Ms. Hughes, an actress and co-founder of the Big Sister Little Sister Mentoring Program, a nonprofit group, had returned home to Houston on Feb. 26 from a speaking engagement in Michigan when she encountered Ms. Davano in the United terminal at George Bush Intercontinental Airport.
“I walked up to the woman, Carmella, and said, ‘Hi, do you have a refund code available?’ and she started yelling at me, calling me a monkey,” Ms. Hughes said in a phone interview on Monday. “I was humiliated, I was crying and I was the only black woman in the area.”
Ms. Hughes, 31, said that she asked another United employee to call the police and that the employee refused to help, so she called the police herself.
A representative of the Houston Police Department said officers went to the scene, where two witnesses said they saw and heard Ms. Davano direct the slurs at Ms. Hughes.
United said in a statement: “We have withheld the employee from service since the night of the incident pending an internal investigation. Upon conclusion of the investigation, we will take any and all appropriate corrective action up to and including termination.”
Ms. Davano did not respond to phone calls and a Facebook message request for an interview.
Assertions of racism on airlines have made national headlines in recent years.
In 2017 the N.A.A.C.P. issued a travel advisory warning African-Americans “to exercise caution, in that booking and boarding flights on American Airlines could subject them disrespectful, discriminatory or unsafe conditions.” A year ago, American was sued after it did not divert a plane when a black passenger had a pulmonary embolism; she later died.

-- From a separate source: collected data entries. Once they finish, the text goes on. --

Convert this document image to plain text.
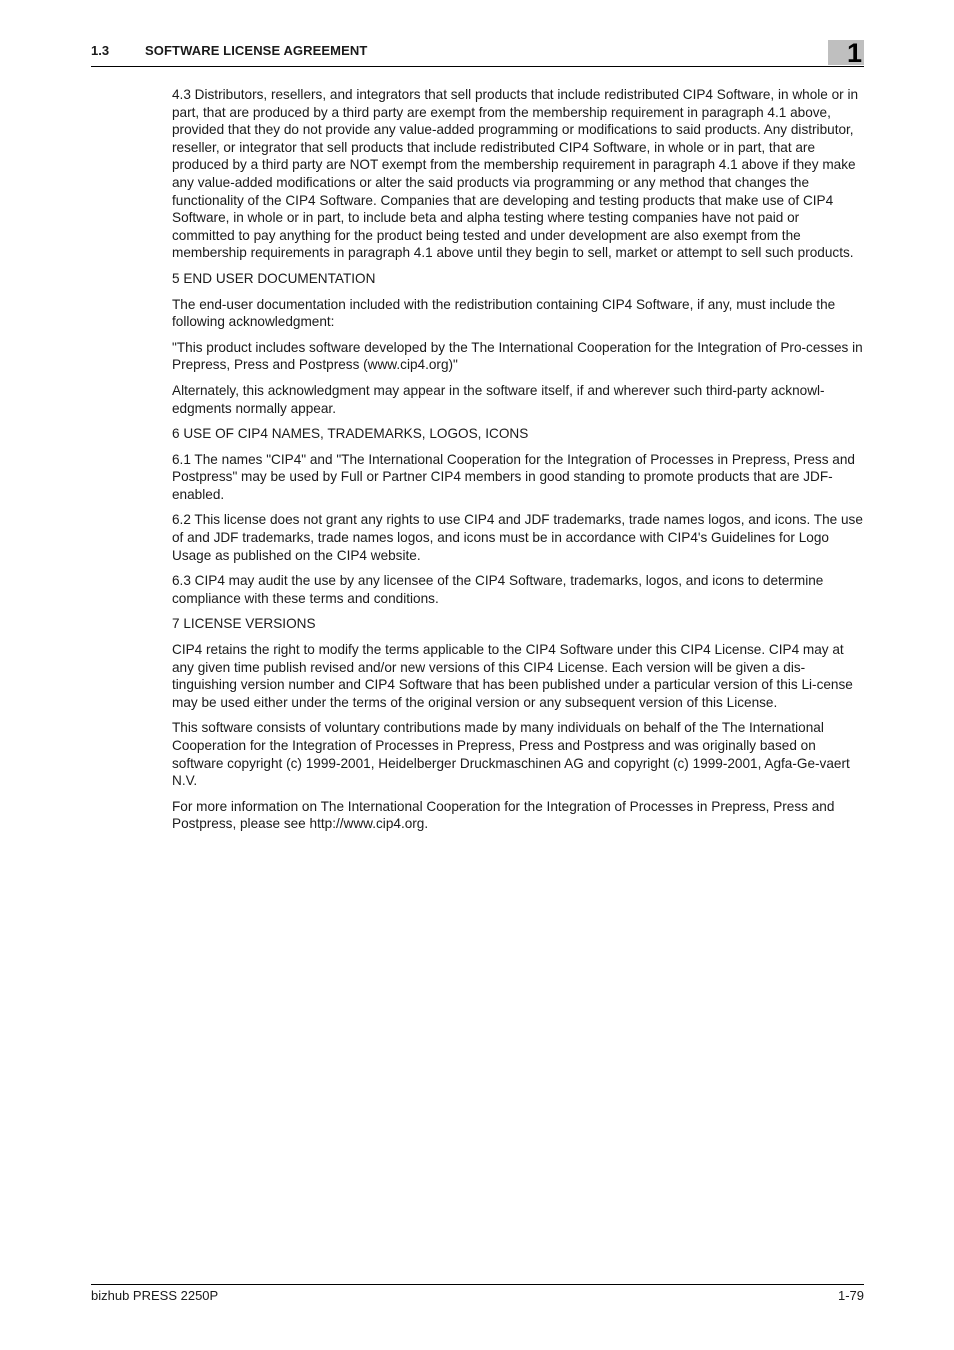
1.3	SOFTWARE LICENSE AGREEMENT	1

4.3 Distributors, resellers, and integrators that sell products that include redistributed CIP4 Software, in whole or in part, that are produced by a third party are exempt from the membership requirement in paragraph 4.1 above, provided that they do not provide any value-added programming or modifications to said products. Any distributor, reseller, or integrator that sell products that include redistributed CIP4 Software, in whole or in part, that are produced by a third party are NOT exempt from the membership requirement in paragraph 4.1 above if they make any value-added modifications or alter the said products via programming or any method that changes the functionality of the CIP4 Software. Companies that are developing and testing products that make use of CIP4 Software, in whole or in part, to include beta and alpha testing where testing companies have not paid or committed to pay anything for the product being tested and under development are also exempt from the membership requirements in paragraph 4.1 above until they begin to sell, market or attempt to sell such products.

5 END USER DOCUMENTATION

The end-user documentation included with the redistribution containing CIP4 Software, if any, must include the following acknowledgment:

"This product includes software developed by the The International Cooperation for the Integration of Pro-cesses in Prepress, Press and Postpress (www.cip4.org)"

Alternately, this acknowledgment may appear in the software itself, if and wherever such third-party acknowl-edgments normally appear.

6 USE OF CIP4 NAMES, TRADEMARKS, LOGOS, ICONS

6.1 The names "CIP4" and "The International Cooperation for the Integration of Processes in Prepress, Press and Postpress" may be used by Full or Partner CIP4 members in good standing to promote products that are JDF-enabled.

6.2 This license does not grant any rights to use CIP4 and JDF trademarks, trade names logos, and icons. The use of and JDF trademarks, trade names logos, and icons must be in accordance with CIP4's Guidelines for Logo Usage as published on the CIP4 website.

6.3 CIP4 may audit the use by any licensee of the CIP4 Software, trademarks, logos, and icons to determine compliance with these terms and conditions.

7 LICENSE VERSIONS

CIP4 retains the right to modify the terms applicable to the CIP4 Software under this CIP4 License. CIP4 may at any given time publish revised and/or new versions of this CIP4 License. Each version will be given a dis-tinguishing version number and CIP4 Software that has been published under a particular version of this Li-cense may be used either under the terms of the original version or any subsequent version of this License.

This software consists of voluntary contributions made by many individuals on behalf of the The International Cooperation for the Integration of Processes in Prepress, Press and Postpress and was originally based on software copyright (c) 1999-2001, Heidelberger Druckmaschinen AG and copyright (c) 1999-2001, Agfa-Ge-vaert N.V.

For more information on The International Cooperation for the Integration of Processes in Prepress, Press and Postpress, please see http://www.cip4.org.

bizhub PRESS 2250P	1-79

“What you see is resistant black folk merely asking for their humanity to be recognized, their rights to be in this space as a customer,” said Anyabwile Love, an Africana studies professor at the Community College of Philadelphia. “There’s no space for that to be allowed. What you find is that sometimes some white people see that as an affront to the power that they have.”
United has encountered its own troubles. In May, a Nigerian woman sued the airlines, saying she was kicked off a flight after a white passenger said she smelled. And in December, Eric Murdock, a black former N.B.A. player, sued the airline for $10 million for “race-baiting” after he said a white flight attendant prevented him from switching seats on a flight.
A lawyer for Ms. Hughes, Benjamin Crump, said United had a pattern of failing “to train employees to interact with minority customers.”
In its statement, United said, “At United, we proudly hold ourselves to the highest standards of professionalism and have zero tolerance for discrimination of any kind.”